At the same time as the country is being asked to decide whether to stay in or out of the European Union, a parallel discussion is taking place in the data industry. At the DMA Data Protection Day on 26th February, a steady current of conversation could be heard considering what an out vote might do for data – a “dexit”, if you will.
The assumption among those pressing to get out is that innovation, commercial benefit and customer engagement are all in some way harmed by the need to comply with European data laws, such as the upcoming GDPR or the ePrivacy Directive. Without them, the UK might be to personal information what Silicon Valley is to technology. Here are four reasons why this view is misguided.
1 – It’s time to accept data belongs to the individual
Frustration at the strictures of the GDPR is a mistake – at its heart, the existing principles of the Data Protection Act remain in place and they continue to be valid whatever data is being used and wherever it is applied. If your brand does not want to be transparent, is unable to explain what it does with data, and does not want to yield at least some control over its usage and management to the individual whose person that information describes, your business model is probably not sustainable.
Consumer control is growing and irresistible as a trend. For many, it will be enough just to know what data is being kept and under what rules and controls. This is where the icon-based system proposed by GDPR could be a valuable tool in consumer education. Standardisation across the industry – even around three or four competing standards – will enhance the customer experience and speed the customer journey through the data capture stages. Your business does not lose by putting the individual in control, it gains by having informed and engaged customers.
2 – The UK will still have to agree to Privacy Shield
If your business uses cloud services or has outsourced any element of its data management or processing needs, chances are personal information is being stored on a data centre in the United States. That is not a problem given the recent EU-US accord on a new Privacy Shield to replace the struck-down Safe Harbour.
Outside of the EU does not mean the UK will no longer need to obey these rules. Instead, it will have to negotiate its own UK-US agreement which would need to be almost identical. So there is no gain to be had by leaving the existing arrangement, only the pain of a potential delay in agreeing, which could stop data flows across the Atlantic until it is in place.

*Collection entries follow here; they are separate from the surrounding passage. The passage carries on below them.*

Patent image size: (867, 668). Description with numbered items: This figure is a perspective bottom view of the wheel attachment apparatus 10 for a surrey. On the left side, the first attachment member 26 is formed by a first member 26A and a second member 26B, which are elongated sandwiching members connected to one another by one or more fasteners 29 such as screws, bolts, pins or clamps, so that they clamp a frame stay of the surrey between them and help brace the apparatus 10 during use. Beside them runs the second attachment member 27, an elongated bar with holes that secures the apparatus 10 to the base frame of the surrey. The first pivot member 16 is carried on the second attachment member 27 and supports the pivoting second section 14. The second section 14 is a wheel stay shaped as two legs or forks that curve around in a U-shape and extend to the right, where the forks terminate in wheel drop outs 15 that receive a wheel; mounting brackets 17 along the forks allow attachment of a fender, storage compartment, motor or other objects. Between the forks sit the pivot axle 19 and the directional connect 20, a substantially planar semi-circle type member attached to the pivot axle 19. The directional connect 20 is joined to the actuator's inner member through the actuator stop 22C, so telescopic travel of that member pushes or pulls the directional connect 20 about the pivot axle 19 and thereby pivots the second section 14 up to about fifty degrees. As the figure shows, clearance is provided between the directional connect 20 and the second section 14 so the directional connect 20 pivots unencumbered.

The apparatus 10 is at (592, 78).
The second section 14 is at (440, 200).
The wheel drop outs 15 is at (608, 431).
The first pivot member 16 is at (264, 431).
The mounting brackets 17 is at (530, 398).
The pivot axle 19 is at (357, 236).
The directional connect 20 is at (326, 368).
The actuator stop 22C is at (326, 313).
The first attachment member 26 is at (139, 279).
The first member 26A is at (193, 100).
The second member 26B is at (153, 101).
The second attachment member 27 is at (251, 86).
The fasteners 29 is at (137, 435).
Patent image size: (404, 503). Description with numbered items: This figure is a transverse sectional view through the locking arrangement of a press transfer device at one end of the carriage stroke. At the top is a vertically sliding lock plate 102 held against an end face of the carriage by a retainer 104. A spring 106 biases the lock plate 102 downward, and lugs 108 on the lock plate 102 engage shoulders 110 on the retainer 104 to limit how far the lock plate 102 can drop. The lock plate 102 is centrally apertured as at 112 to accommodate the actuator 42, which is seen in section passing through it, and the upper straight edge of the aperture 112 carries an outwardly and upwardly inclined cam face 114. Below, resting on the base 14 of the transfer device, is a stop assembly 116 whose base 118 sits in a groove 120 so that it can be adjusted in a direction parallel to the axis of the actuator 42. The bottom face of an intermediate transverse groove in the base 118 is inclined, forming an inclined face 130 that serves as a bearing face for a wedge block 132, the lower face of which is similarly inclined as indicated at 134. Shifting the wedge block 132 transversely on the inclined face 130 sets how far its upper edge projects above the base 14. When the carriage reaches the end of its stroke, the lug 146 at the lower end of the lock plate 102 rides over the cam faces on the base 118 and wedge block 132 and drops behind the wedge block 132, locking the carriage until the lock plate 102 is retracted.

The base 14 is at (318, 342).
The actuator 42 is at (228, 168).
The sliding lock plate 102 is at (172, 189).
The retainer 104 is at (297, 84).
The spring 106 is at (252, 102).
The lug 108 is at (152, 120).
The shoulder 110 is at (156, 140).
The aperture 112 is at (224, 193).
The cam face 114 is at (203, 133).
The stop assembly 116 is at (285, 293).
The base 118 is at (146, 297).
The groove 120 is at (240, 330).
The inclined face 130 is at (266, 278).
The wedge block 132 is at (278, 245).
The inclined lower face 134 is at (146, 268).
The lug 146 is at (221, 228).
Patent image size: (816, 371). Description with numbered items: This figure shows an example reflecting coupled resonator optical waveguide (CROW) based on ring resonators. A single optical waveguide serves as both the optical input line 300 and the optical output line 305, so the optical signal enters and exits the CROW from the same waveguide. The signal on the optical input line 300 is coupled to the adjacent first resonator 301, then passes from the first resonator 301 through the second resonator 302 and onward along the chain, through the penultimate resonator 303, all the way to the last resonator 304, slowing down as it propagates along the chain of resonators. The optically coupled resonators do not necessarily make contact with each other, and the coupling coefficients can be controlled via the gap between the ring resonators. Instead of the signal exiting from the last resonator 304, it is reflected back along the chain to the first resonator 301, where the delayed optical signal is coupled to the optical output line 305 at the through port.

3 – The UK will have to obey GDPR even if it leaves the EU
If your business captures personal information on even a single EU citizen, it has to offer the same rights as are available in their country of residence. Leaving the EU would not change this, but would require negotiation of a specific EU-UK data treaty, much like Privacy Shield, in order to allow cross-border data transfers.
There is unlikely to be any softening of those requirements in such a process – perhaps even the opposite. Spotting a moment of political vulnerability (the UK government will almost certainly fall if there is a vote in favour of Brexit), German interests might seek to restore the tougher requirements that currently exist in their laws and which they believe have been watered down in GDPR. Why leave a system only to find yourself still governed by it?
4 – Don’t get out of step with the rest of the world
Focus might have fallen on the EU over recent years because of the much-argued progress of GDPR. But elsewhere, the march of data protection legislation has been towards firmer controls and greater consumer rights, often in excess of what the Regulation is about to usher in.
If your business trades with consumers in Asia Pacific, or uses data management and processing services that operate there, it will be necessary to respect the legal rights which countries in that region have put in place for their citizens. A standalone UK might have to negotiate treaties with every single one of them, potentially losing ground each time. Whereas GDPR offers a common standard which is readily acknowledged as sufficient by those territories.
The UK operates in a global digital economy and is a genuine global leader around data and analytics for commercial benefit. It got there by setting out the first data protection laws and influencing the shape of the new ones. Leaving that framework would be a step in the wrong direction.